NURS 232 Normal Aging Physiology and PK

NORMAL AGING PHYSIOLOGY & PHARMACOKINETICS

  • Presented by M. Webb, adapted from Dr. Ruth Staus, DNP, RN, ANP-BC, VBI.

PHARMACOKINETICS: THE DRUG’S JOURNEY THROUGH THE BODY

  • Definition: The process a drug undergoes from ingestion to elimination.

  • Key Concepts:

    • Pharmacokinetics: What the BODY does to the drug.

    • Pharmacodynamics: What the DRUG does to the body.

  • Four main processes:

    • Absorption

    • Distribution

    • Metabolism

    • Elimination

ABSORPTION

  • Refers to how drugs enter circulation from various administration routes (oral, IV, etc.).

RATE OF GI TRACT ABSORPTION

  • Factors affecting absorption:

    • Gastric blood flow

    • Gastric motility

    • Gastric pH

  • Cardiac output significantly influences all these factors.

EFFECT OF AGING ON GI TRACT ABSORPTION

  • Important changes:

    • Decreased gastric blood flow and motility leads to prolonged drug presence in the gut, potentially causing erratic absorption.

    • Example: Delayed effects of narcotics due to slower absorption.

    • Typically, individuals over age 60 have 25% less gastric acid production, raising gastric pH.

EXAMPLE: CALCIUM CARBONATE

  • Requires an acidic environment for proper absorption (dissociates into ionized calcium).

  • Aging affects gastric acid levels, complicating calcium absorption.

ABSORPTION RECAP

  • Key changes in absorption due to aging:

    • Decreased blood flow, motility, and gastric acid contribute to reduced medication absorption.

DISTRIBUTION

  • Process after absorption where drugs are distributed in the body:

    • Albumin: Binds acidic drugs.

    • Body fat: Distributes lipophilic drugs.
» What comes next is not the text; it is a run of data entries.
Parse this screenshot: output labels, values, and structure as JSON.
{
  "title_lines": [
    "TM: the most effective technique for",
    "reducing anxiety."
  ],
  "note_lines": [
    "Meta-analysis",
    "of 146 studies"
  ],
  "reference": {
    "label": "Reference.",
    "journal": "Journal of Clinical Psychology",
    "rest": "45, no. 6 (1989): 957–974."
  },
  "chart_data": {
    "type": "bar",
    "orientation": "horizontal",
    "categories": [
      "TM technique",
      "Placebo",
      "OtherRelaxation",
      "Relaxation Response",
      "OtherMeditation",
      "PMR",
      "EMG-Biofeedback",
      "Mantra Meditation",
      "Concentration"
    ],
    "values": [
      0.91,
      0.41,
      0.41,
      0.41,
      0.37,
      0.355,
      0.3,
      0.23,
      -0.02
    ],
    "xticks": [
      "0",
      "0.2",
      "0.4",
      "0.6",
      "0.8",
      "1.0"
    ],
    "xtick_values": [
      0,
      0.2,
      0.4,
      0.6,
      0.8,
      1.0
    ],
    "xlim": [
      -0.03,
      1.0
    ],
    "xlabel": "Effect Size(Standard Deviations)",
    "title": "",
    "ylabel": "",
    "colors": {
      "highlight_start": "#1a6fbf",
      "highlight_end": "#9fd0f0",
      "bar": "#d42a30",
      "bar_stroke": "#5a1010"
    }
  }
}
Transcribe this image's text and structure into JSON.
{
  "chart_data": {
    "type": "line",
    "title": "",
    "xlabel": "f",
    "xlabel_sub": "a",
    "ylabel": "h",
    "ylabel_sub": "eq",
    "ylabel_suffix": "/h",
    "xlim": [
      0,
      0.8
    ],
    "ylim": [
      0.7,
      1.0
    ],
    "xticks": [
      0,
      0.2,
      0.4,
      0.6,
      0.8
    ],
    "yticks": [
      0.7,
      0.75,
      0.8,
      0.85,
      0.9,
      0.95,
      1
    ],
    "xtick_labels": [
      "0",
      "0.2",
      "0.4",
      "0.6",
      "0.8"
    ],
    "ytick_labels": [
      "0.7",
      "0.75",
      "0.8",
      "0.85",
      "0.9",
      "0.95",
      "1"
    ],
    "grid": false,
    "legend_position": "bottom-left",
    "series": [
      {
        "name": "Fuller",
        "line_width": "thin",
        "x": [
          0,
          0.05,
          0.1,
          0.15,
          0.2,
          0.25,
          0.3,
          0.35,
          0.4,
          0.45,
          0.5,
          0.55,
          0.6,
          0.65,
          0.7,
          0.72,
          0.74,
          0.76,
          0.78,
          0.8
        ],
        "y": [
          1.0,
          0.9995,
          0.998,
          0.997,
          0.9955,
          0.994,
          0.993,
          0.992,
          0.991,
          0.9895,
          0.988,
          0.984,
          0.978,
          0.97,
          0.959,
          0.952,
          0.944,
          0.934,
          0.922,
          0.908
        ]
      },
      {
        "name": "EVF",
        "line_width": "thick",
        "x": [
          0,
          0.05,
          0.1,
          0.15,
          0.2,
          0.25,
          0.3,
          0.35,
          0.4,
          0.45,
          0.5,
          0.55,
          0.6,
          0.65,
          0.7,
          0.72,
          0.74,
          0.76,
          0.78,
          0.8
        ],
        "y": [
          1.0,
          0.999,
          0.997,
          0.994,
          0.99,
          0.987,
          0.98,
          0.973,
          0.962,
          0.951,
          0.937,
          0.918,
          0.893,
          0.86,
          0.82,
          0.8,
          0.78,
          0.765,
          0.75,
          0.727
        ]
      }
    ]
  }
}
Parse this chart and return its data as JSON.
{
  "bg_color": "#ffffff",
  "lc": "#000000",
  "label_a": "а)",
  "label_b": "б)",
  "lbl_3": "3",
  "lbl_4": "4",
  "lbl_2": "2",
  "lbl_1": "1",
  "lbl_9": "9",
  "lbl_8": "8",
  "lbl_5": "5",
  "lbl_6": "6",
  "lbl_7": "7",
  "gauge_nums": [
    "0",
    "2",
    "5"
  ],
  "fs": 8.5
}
    • Body water: Involves hydrophilic drugs.

PROTEIN BINDING: ALBUMIN

  • Albumin: Produced by the liver, attracts and binds highly acidic medications.
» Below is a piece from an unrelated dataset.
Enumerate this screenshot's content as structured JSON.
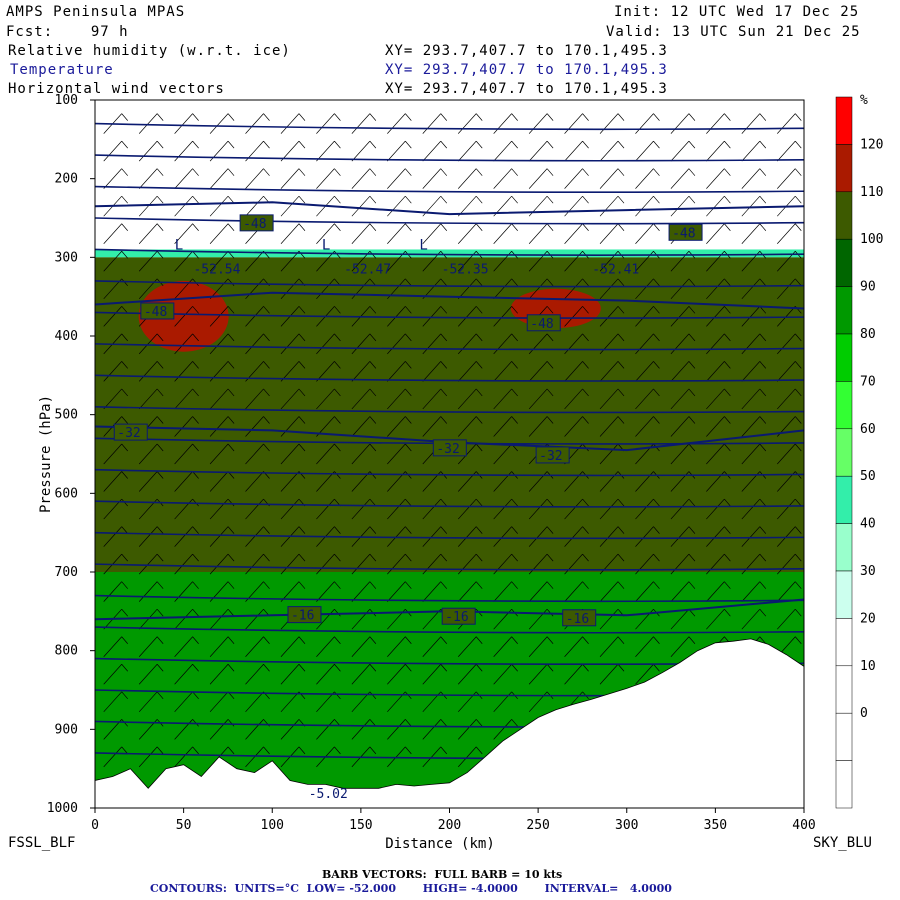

  • Normal range: 3.4-5.4 gm/dl.

HIGH LEVELS OF PROTEIN BINDING

  • Medications with high protein binding include:

    • Phenytoin

    • Warfarin

    • Valproic Acid

    • Benzodiazepines etc.

CAUSES OF LOW ALBUMIN LEVELS

  • Factors leading to low albumin include:

    • Poor nutrition

    • Chronic kidney and liver diseases

    • Inflammatory states

    • Metabolic acidosis

DISTRIBUTION: PROTEIN BINDING

  • Only unbound (free) drugs actively affect the body.
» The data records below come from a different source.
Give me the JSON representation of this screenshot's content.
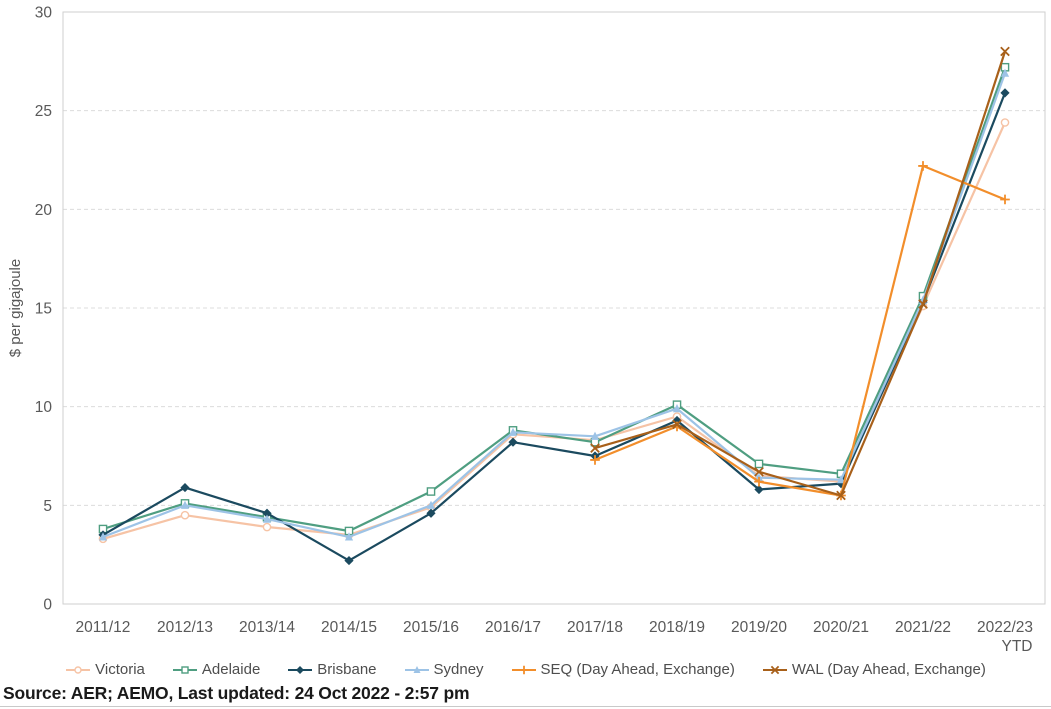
{
  "chart_data": {
    "type": "line",
    "title": "",
    "xlabel": "",
    "ylabel": "$ per gigajoule",
    "ylim": [
      0,
      30
    ],
    "yticks": [
      0,
      5,
      10,
      15,
      20,
      25,
      30
    ],
    "grid": "horizontal-dashed",
    "legend_position": "bottom",
    "categories": [
      "2011/12",
      "2012/13",
      "2013/14",
      "2014/15",
      "2015/16",
      "2016/17",
      "2017/18",
      "2018/19",
      "2019/20",
      "2020/21",
      "2021/22",
      "2022/23"
    ],
    "last_category_suffix": "YTD",
    "series": [
      {
        "name": "Victoria",
        "color": "#F6C3A5",
        "marker": "circle",
        "values": [
          3.3,
          4.5,
          3.9,
          3.5,
          4.9,
          8.6,
          8.3,
          9.5,
          6.5,
          6.2,
          15.1,
          24.4
        ]
      },
      {
        "name": "Adelaide",
        "color": "#4F9E81",
        "marker": "square",
        "values": [
          3.8,
          5.1,
          4.4,
          3.7,
          5.7,
          8.8,
          8.2,
          10.1,
          7.1,
          6.6,
          15.6,
          27.2
        ]
      },
      {
        "name": "Brisbane",
        "color": "#1B4A5F",
        "marker": "diamond",
        "values": [
          3.5,
          5.9,
          4.6,
          2.2,
          4.6,
          8.2,
          7.5,
          9.3,
          5.8,
          6.1,
          15.3,
          25.9
        ]
      },
      {
        "name": "Sydney",
        "color": "#9DC3E6",
        "marker": "triangle",
        "values": [
          3.4,
          5.0,
          4.3,
          3.4,
          5.0,
          8.7,
          8.5,
          9.9,
          6.4,
          6.3,
          15.4,
          26.9
        ]
      },
      {
        "name": "SEQ (Day Ahead, Exchange)",
        "color": "#F28E2B",
        "marker": "plus",
        "values": [
          null,
          null,
          null,
          null,
          null,
          null,
          7.3,
          9.0,
          6.2,
          5.5,
          22.2,
          20.5
        ]
      },
      {
        "name": "WAL (Day Ahead, Exchange)",
        "color": "#A8601A",
        "marker": "x",
        "values": [
          null,
          null,
          null,
          null,
          null,
          null,
          7.9,
          9.1,
          6.7,
          5.5,
          15.2,
          28.0
        ]
      }
    ]
  },
  "footer": {
    "source_text": "Source: AER; AEMO, Last updated: 24 Oct 2022 - 2:57 pm"
  }
}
IMPORTANCE OF PROTEIN BINDING

  • Example: Warfarin (99% bound); displacing even a fraction produces significant effects.

  • Compared to Amoxicillin (20% bound), where displacement has minimal effects.

SARCOPENIA AND VOLUME OF DISTRIBUTION

  • Sarcopenia: Age-related muscle loss affecting medication distribution.

  • Volume of Distribution (VD): Represents how a drug distributes in body tissue vs. plasma.

LIPOPHILIC DRUG AND SARCOPENIA: DIAZEPAM

  • Increased fat volume leads to prolonged drug presence and possible adverse effects due to slow fat release into blood.

CLINICAL EXAMPLE: DIAZEPAM

  • Higher body fat percentage in elderly increases Diazepam's volume of distribution.

  • Age affects metabolism rates (CYP P450 function decreases).

T ½ (HALF-LIFE) REVIEW

  • Time required for drug concentration to reduce by half.

  • 3-5 half-lives needed to reach steady state; similar for drug elimination.

ELIMINATION RECAP

  • Renal function decreases with age (10% decline per decade); key measures include GFR.

PHARMACOKINETICS & AGING RECAP

  • Absorption: Decreased overall.

  • Distribution: Low albumin & increased body fat affects lipophilic drug levels.

  • Metabolism: Decreased CYP function increases drug half-lives.

  • Elimination: Decreased renal filtration leads to prolonged drug presence.